Mais réduire la représentativité d’un mouvement à son seul nombre d’adhérents relève du non-sens. En 2013, la CGT revendiquait 688 000 adhérents, soit 2,6% des salariés français. Mais si l’on effectue le même calcul pour le PS (111 000 adhérents revendiqués au 30 avril selon le parti), Les Républicains (238 000 au 1er janvier selon le parti) ou le FN (83 000 selon le parti) en les rapportant aux 45 millions d’inscrits sur les listes électorales, on arrive à ces taux mirifiques : le FN représenterait 0,18% des électeurs potentiels, le PS 0,25%, et LR, 0,53%. A eux trois, ces partis «représentent» donc moins de 1% des électeurs potentiels. C’est évidemment absurde.

Ce que Philippe Martinez, patron de la CGT, a d’ailleurs fait remarquer, rappelant que son syndicat compte plus d’adhérents que tous les partis politiques réunis. «À elle seule, la CGT a plus d’adhérents que l’ensemble des partis politiques en France et c’est eux qui nous parlent de légitimité», a-t-il déclaré sur RTL le 23 mai.

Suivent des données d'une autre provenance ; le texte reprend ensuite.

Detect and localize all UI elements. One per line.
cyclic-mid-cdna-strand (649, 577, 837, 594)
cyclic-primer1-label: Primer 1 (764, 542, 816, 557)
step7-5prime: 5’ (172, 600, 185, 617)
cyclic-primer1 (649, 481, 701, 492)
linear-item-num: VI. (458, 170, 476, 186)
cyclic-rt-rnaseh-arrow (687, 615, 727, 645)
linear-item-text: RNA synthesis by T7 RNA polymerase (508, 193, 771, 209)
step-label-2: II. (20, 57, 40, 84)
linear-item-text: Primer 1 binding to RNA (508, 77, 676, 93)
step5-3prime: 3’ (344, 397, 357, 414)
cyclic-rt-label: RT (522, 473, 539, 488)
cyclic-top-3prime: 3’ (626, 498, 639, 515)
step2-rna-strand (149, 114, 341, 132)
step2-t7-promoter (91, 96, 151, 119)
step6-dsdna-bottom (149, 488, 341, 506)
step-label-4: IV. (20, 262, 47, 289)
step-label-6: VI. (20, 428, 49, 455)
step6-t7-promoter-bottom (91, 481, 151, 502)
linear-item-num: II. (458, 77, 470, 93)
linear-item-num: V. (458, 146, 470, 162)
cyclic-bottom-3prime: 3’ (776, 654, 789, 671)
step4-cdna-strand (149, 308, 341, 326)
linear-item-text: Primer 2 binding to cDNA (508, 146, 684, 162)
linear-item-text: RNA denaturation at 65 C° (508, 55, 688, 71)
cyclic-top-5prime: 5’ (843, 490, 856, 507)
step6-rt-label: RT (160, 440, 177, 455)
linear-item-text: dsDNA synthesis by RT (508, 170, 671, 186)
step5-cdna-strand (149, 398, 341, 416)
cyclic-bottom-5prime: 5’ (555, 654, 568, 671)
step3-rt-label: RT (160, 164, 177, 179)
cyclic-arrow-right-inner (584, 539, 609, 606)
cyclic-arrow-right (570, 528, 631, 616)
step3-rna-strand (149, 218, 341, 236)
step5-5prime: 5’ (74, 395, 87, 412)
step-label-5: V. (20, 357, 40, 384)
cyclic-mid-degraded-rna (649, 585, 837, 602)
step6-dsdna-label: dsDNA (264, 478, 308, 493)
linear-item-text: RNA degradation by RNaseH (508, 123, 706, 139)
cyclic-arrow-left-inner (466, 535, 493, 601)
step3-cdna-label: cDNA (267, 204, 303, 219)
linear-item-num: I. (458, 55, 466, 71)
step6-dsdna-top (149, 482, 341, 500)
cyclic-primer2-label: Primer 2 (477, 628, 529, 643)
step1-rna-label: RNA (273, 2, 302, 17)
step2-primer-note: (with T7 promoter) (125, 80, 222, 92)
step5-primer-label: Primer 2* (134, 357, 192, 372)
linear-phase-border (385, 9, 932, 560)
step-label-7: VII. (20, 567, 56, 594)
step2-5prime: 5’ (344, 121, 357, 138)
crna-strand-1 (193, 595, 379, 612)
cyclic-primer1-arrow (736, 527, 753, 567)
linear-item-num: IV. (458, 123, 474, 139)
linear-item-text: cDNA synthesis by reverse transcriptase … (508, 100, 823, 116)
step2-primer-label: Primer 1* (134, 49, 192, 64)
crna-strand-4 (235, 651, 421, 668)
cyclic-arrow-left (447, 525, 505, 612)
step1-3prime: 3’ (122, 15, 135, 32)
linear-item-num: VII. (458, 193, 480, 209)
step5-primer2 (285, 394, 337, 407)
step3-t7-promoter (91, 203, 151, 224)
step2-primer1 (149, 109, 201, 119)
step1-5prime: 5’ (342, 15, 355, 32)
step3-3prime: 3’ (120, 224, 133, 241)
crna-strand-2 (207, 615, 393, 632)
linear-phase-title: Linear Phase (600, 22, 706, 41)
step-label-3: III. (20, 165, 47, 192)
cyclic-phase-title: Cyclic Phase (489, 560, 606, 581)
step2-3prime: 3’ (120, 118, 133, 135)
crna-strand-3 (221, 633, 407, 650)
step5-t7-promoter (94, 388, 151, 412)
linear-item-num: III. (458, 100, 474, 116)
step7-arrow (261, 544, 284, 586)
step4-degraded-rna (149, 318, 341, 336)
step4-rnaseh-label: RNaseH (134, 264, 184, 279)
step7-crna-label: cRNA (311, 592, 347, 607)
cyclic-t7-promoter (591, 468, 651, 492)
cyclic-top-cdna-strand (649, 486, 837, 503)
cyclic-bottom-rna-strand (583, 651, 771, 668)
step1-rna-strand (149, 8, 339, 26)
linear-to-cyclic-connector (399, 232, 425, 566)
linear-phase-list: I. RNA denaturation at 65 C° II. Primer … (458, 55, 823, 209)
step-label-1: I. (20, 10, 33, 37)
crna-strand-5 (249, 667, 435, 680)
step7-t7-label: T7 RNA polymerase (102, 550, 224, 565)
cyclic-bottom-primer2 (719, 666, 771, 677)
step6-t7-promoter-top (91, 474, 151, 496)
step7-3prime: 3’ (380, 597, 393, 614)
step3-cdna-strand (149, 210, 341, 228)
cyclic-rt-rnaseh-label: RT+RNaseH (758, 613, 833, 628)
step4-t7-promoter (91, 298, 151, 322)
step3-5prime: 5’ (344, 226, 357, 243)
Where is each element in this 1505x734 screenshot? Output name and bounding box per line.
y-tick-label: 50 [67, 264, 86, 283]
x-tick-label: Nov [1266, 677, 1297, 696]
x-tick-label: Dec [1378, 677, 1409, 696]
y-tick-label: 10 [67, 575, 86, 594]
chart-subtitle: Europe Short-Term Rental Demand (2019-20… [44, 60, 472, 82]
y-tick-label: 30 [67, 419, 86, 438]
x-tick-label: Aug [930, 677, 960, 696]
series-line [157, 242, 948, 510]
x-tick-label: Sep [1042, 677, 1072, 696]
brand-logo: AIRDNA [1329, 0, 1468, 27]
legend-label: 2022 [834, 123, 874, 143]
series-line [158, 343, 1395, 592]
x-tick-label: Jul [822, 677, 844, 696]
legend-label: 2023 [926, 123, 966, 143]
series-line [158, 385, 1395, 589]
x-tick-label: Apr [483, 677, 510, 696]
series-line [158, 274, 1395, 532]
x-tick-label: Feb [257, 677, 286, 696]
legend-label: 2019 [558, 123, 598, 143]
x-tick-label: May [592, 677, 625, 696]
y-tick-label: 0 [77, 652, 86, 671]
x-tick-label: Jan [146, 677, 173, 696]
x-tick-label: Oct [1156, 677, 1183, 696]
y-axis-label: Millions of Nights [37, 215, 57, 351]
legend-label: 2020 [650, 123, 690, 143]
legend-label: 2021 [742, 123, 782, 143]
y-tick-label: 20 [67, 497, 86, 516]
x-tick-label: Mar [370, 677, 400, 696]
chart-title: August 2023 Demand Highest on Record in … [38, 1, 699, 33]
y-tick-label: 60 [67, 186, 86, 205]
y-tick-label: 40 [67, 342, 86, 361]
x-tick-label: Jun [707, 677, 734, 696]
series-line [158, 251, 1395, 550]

La représentativité d’un syndicat se mesure davantage, comme celle d’un parti, à l’aune des résultats électoraux. Lors des dernières élections professionnelles de 2013, où 5,4 millions de salariés s’étaient exprimés (42% de participation). La CGT avait dépassé d’une très courte tête la CFDT, avec 26,77% des voix contre 26%.

C’est d’ailleurs en se basant sur cette audience qu’est estimée très officiellement la représentativité des organisations syndicales en France. Le poids attribué en 2013 à chacun des cinq syndicats reconnus comme représentatifs est le suivant CGT (30,62%), CFDT (29,74%), la CGT-FO (18,23%), CFE-CGC (10,78%), CFTC (10,63%).